Structurally, most of my tracks followed the same basic premise of a neat-sounding loop or “riff” that I’d then loop out to the point of wearing out, writing an A section, a B section, and then finagle it from there. Sometimes, I’d sample some weird YouTube video or a random Vocaroo link I found and use it as audio verite and flavor. Sonically, I hadn’t figured out very many tricks or even EQ, really, but things were shifting. Even as I continued to have anxiety over writing, music was my escape.

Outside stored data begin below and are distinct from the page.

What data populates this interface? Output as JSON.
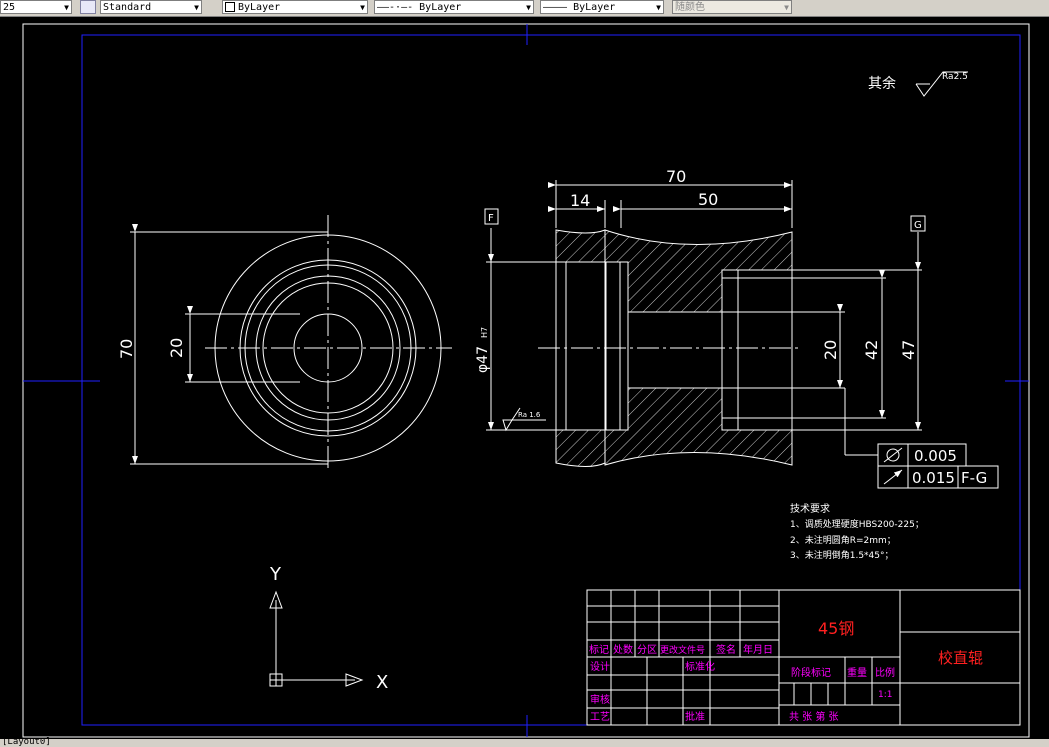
{
  "toolbar": {
    "scale_value": "25",
    "text_style": "Standard",
    "layer": "ByLayer",
    "linetype": "ByLayer",
    "lineweight": "ByLayer",
    "color": "随颜色"
  },
  "command_line": "[Layout0]",
  "drawing": {
    "roughness_other": "其余",
    "roughness_value": "Ra2.5",
    "datum_f": "F",
    "datum_g": "G",
    "dim_70_top": "70",
    "dim_14": "14",
    "dim_50": "50",
    "dim_70_left": "70",
    "dim_20_left": "20",
    "dim_47_bore": "φ47",
    "dim_47_note": "H7",
    "dim_20_right": "20",
    "dim_42": "42",
    "dim_47_right": "47",
    "roughness_bore": "Ra 1.6",
    "tol_flatness": "0.005",
    "tol_runout": "0.015",
    "tol_runout_ref": "F-G",
    "tech_title": "技术要求",
    "tech_1": "1、调质处理硬度HBS200-225；",
    "tech_2": "2、未注明圆角R=2mm；",
    "tech_3": "3、未注明倒角1.5*45°；",
    "ucs_y": "Y",
    "ucs_x": "X"
  },
  "title_block": {
    "material": "45钢",
    "part_name": "校直辊",
    "marks": "标记",
    "count": "处数",
    "zone": "分区",
    "change_doc": "更改文件号",
    "sign": "签名",
    "date": "年月日",
    "design": "设计",
    "standardize": "标准化",
    "stage_mark": "阶段标记",
    "weight": "重量",
    "ratio": "比例",
    "ratio_value": "1:1",
    "review": "审核",
    "process": "工艺",
    "approve": "批准",
    "sheets": "共  张 第  张"
  },
  "colors": {
    "background": "#000000",
    "lines": "#ffffff",
    "border": "#2020ff",
    "title_text": "#ff00ff",
    "red_text": "#ff2020"
  }
}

I had nerves about it too (mostly in the form of my voice, which is why aphrodisiac became an instrumental project), but mostly, it was fun.
By November 2015, I’d finished a bunch of tracks I could finally sort from and compile for my demo. The very first song I’ve ever written, “Caleb”, was to be the opener. The sound I had in my head was exemplified; a ticking drum machine paired up with a fanciful, fleet-footed “drummer” (one of GarageBand’s accompanying software drummers), a chromatic little bassline for melody, and a rumbling, crescendoing synth. It was a simple track, inspired by The Dandy Warhols’ “Burned” but without all the stuff that makes that track sound like that track. I liked it. I still do.
I found a picture of a bubble-tipped sea anemone, made the album cover a little homage to Lungs, and named it Here Come Monsters. It sounded cool and I thought it fit the coral. I planned to release it November 18th, 2015.
Here Come Monsters was never released, ultimately. I remember going to one of my more musically-inclined friends (the school bassist, really) and playing him bits to get his approval. One such track was an early version of “Mind Left for Seattle”, which would later be reused for Various Murky Basements. He wasn’t super impressed by it, to tell the truth. “It’s very dry.” “I wouldn’t have resolved on that note.”
Not quite dissuaded but also not quite confident in my little demo’s viability anymore, I decided to rework it. I’ll retell the story of Various Murky Basements another time. For now, I leave you with Here Come Monsters, the EP I never released. Honestly, listening to it again after all this time is kinda neat. It’s rudimentary, but not totally meritless. I definitely needed more time to incubate musically, but I was on the right track and I knew it. Instruments were on the horizon. The real first EP would be powerful.